5. Kesimpulan, Keterbatasan Dan Implikasi Hasil Penelitian

5.1 Kesimpulan

  Penelitian ini menginvestigasi secara empiris pengaruh Desentralisasi Fiskal dan Kinerja penyelenggaraan pemerintah daerah terhadap kemungkinan tingginya independen, penelitian ini juga menguji secara empiris peran Kinerja sebagai Variable Moderasi dalam konteks tersebut.

  Sesuai hipotesa, secara umum ditemukan bahwa Desentralisasi Fiskal dalam bentuk Tingkat Kemandirian Daerah dan Kinerja penyelenggaraan pemerintah berpengaruh positif terhadap kemungkinan tingginya Akuntabilitas pelaporan keuangan pemerintah daerah.Secara parsial, terkait peran moderasi Kinerja, ditemukan bahwa Kinerja penyelenggaraan pemerintah daerah memperlemah pengaruh negatif tingkat Ketergantungan pada Pemerintah Pusat terhadap kemungkinan tingginya Akuntabilitas pelaporan keuangan dalam bentuk opini audit yang baik.

  5.2 Keterbatasan Penelitian dan Saran Pengembangan Riset Sejenis dimasa Depan

  Penelitian ini memiliki beberapa keterbatasan.Pertama, keterbatasan proksi yang digunakan dalam mengukur Desentralisasi Fiskal, yaitu hanya menggunakan Tingkat Kemandirian Daerah dan Ketergantungan pada Pemerintah Pusat.Dimasa depan, riset sejenis dapat menggunakan proksi yang lebih komprehensif agar dapat menangkap fenomena Desetralisasi Fiskal dengan lebih akurat.
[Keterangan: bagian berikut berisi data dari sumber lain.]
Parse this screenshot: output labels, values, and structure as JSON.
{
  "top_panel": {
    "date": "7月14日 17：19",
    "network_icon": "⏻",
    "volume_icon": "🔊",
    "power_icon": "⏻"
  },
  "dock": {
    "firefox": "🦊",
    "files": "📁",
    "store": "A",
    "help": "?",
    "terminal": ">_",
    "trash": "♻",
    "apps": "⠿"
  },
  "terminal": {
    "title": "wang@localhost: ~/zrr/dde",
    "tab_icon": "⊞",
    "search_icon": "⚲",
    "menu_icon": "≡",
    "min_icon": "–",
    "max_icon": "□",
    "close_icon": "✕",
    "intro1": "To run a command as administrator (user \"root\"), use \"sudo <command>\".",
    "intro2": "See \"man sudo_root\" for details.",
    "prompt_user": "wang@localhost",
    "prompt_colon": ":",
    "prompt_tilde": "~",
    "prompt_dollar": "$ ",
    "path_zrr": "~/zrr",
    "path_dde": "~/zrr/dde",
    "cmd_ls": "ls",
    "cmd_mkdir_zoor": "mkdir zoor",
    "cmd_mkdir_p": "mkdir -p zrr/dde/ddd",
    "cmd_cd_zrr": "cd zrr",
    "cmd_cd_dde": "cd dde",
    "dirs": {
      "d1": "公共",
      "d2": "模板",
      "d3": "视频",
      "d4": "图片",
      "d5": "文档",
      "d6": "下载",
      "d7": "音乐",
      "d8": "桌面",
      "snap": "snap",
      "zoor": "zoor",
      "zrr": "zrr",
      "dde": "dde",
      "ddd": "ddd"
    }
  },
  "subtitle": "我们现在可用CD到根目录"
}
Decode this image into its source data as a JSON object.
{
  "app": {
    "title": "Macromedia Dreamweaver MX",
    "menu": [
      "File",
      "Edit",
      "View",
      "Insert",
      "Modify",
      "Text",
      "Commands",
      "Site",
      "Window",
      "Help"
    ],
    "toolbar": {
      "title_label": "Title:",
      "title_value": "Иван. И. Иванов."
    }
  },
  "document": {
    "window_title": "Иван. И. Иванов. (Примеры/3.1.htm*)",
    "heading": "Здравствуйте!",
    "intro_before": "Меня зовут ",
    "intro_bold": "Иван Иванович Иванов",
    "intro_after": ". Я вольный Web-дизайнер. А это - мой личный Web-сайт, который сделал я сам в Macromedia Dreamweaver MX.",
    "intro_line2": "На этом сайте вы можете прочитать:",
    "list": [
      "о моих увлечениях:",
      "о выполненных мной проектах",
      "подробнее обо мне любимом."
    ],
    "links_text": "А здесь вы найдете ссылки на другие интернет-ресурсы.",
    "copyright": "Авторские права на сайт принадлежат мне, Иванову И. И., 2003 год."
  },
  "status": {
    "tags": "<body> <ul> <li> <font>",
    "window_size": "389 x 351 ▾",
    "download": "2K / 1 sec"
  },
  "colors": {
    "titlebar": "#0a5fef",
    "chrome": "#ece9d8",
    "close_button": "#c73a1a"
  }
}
Kedua, hasil tes empiris menunjukkan angka Pseudo Adjusted R Square yang rendah (7 % pada full sample dan 8,8 % pada subsample), yang berarti masih banyak variabel independen lain yang belum tertangkap dalam model penelitian ini. Studi literatur yang lebih luas mencakup lintas disiplin ilmu yang relevan, seperti sosiologi, ekonomi dan politik, perlu dilakukan untuk memperkaya kekuatan model empiris.Ketiga, rendahnya Pseudo Adjusted R Squaretersebut diatas dapat disebabkan oleh terbatasnya variabel kontrol yang digunakan dalam penelitian ini. Dimasa depan, kajian literatur lintas disiplin ilmu untuk mengidentifikasi variable kontrol lainnya diperlukan untuk meningkatkan kemampuan model menjelaskan fenomena Akuntabilitas pelaporan keuangan di sektor publik, khususnya pemerintah daerah.

  5.3 Kontribusi dan Implikasi Hasil Penelitian

  Bagi perkembangan ilmu pengetahuan, hasil penelitian ini memberikan bukti empiris tentang determinan faktor yang berpengaruh terhadap kemungkinan tingginya akuntabilitas pelaporan keuangan dalam konteks Public Governance, khususnya pemerintahan daerah di Indonesia. Artinya, hasil penelitian ini dapat memberikan pemahaman yang lebih baik tentang fenomena akuntabilitas dana publik di era otonomi

  Dengan pemahaman yang lebih baik tersebut, dapat dilakukan berbagai inisiatif, inovasi dan upaya yang tepat dan efektifguna meningkatkan akuntabilitas pelaporan dana publik khususnya, maupun bagi penerapan tata kelola sektor publik pada umumnya. Secara spesifik, penelitian ini membuktikan bahwa kebijakan pengukuran Kinerja serta Desentralisasi Fiskal dalam bentuk Tingkat Kemandirian Daerah dapat digunakan untuk meningkatkan Akuntabilitas Pelaporan Keuangan Daerah.Hal ini penting, baik bagi regulator maupun bagi praktisi sektor publik untuk melakukan evaluasi efektifitas kebijakan dan mengembangkannya secara berkesinambungan.